Vereinfachter Ansatz mit Produktlösung von Schöck

Wird ein Balkonanschluss mit einem Schöck Isokorb der Dicke 80 Millimeter und einer äquivalenten Wärmeleitfähigkeit λeq ≤ 0,13 W/(m·K) ausgeführt, entspricht das Detail den Anforderungen an Kategorie A. Wird dagegen ein tragendes Wärmedämmelement mit 120 Millimeter Dämmdicke verwendet, entspricht das einer Wärmebrücke der Kategorie B und es kann der vereinfachte Ansatz mit ΔUWB = 0,03 W/(m²K) herangezogen werden.

 

λeq-Werte herstellerübergreifend vergleichen

Schöck liefert bereits seit vielen Jahren zu seinen Produkten Isokorb, Novomur, Combar und Isolink den entsprechenden λeq-Wert, der im vereinfachten Ansatz zum Nachweis der Anforderungen nach Beiblatt 2 der DIN 4108:2019-6 nötig ist. Mit Angabe der λeq-Werte als Kenngrößen gibt Schöck somit Planungs- und Ausführungssicherheit hinsichtlich des neuen GEG.

Der λeq-Wert, beziehungsweise der produktdickenabhängige Wärmedurchlasswiderstand Req-Wert, erlaubt darüber hinaus eine Vergleichbarkeit der Produkte hinsichtlich ihrer Wärmeleitfähigkeit.

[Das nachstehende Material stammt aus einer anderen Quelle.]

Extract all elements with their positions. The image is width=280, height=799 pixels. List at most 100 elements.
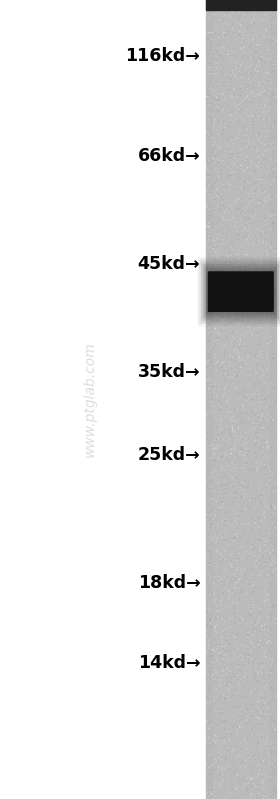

Der λeq-Wert kann auch für eine detaillierte Berechnung der Wärmeverluste durch eine Wärmebrücke (ψ-Wert) verwendet werden.

Die Angabe von Grenzwerten für λeq-Werte ermöglicht dem Anwender ein einfaches Vorgehen. Dabei setzt das neue Beiblatt 2 jedoch enge Grenzen, denn die λeq-Werte für Attika- und Balkonanschlüsse, nicht jedoch für Gebäudesockel-Elemente, müssen gemäß der EAD (European Assessment Document 050001-00-0301), nach dem EAD-Verfahren ermittelt werden. Herstellerübergreifend ermöglicht das die Vergleichbarkeit von λeq-Werten. Schöck bietet für seine Produkte bereits die λeq-Werte nach EAD-Verfahren an. Architekten und Planer können diese für den vereinfachten Wärmebrücken-Nachweis nach Beiblatt 2 anwenden.

 

Ausführungsbeschränkung für Attiken und Brüstungen

Nach DIN 4108 Beiblatt 2:2019 kann bei der Ausführung der Attika oder Brüstung eine Produktlösung oder eine umlaufende Dämmung gewählt werden. Bei umlaufend gedämmten Attiken oder Brüstungen darf die Höhe von 400 Millimeter allerdings nicht mehr überschritten werden, da sie Teil des beheizten Gebäudevolumens ist. In der Praxis jedoch werden bisher meist höhere Attiken und Brüstungen geplant. Ein einfacher Nachweis ist dann nur noch in wenigen Fällen möglich.

Mit dem Isokorb für die Attika bietet Schöck eine Produktlösung, bei der die Höhe beliebig gewählt werden kann, denn das tragende Wärmedämmelement liegt in der Dämmebene und die Attika ist damit unbeheizt. Zur Berechnung der Wärmebrücke können Planer und Architekten somit auf den vereinfachten Nachweis zurückgreifen.

 

Technische Information Bauphysik

Unterstützung bei der Planung und Berechnung auf Grundlage des Beiblatt 2 der DIN 4108 liefert die Technische Information Bauphysik für Balkone, Laubengänge und Attiken. Die aktualisierte Information ist online abrufbar.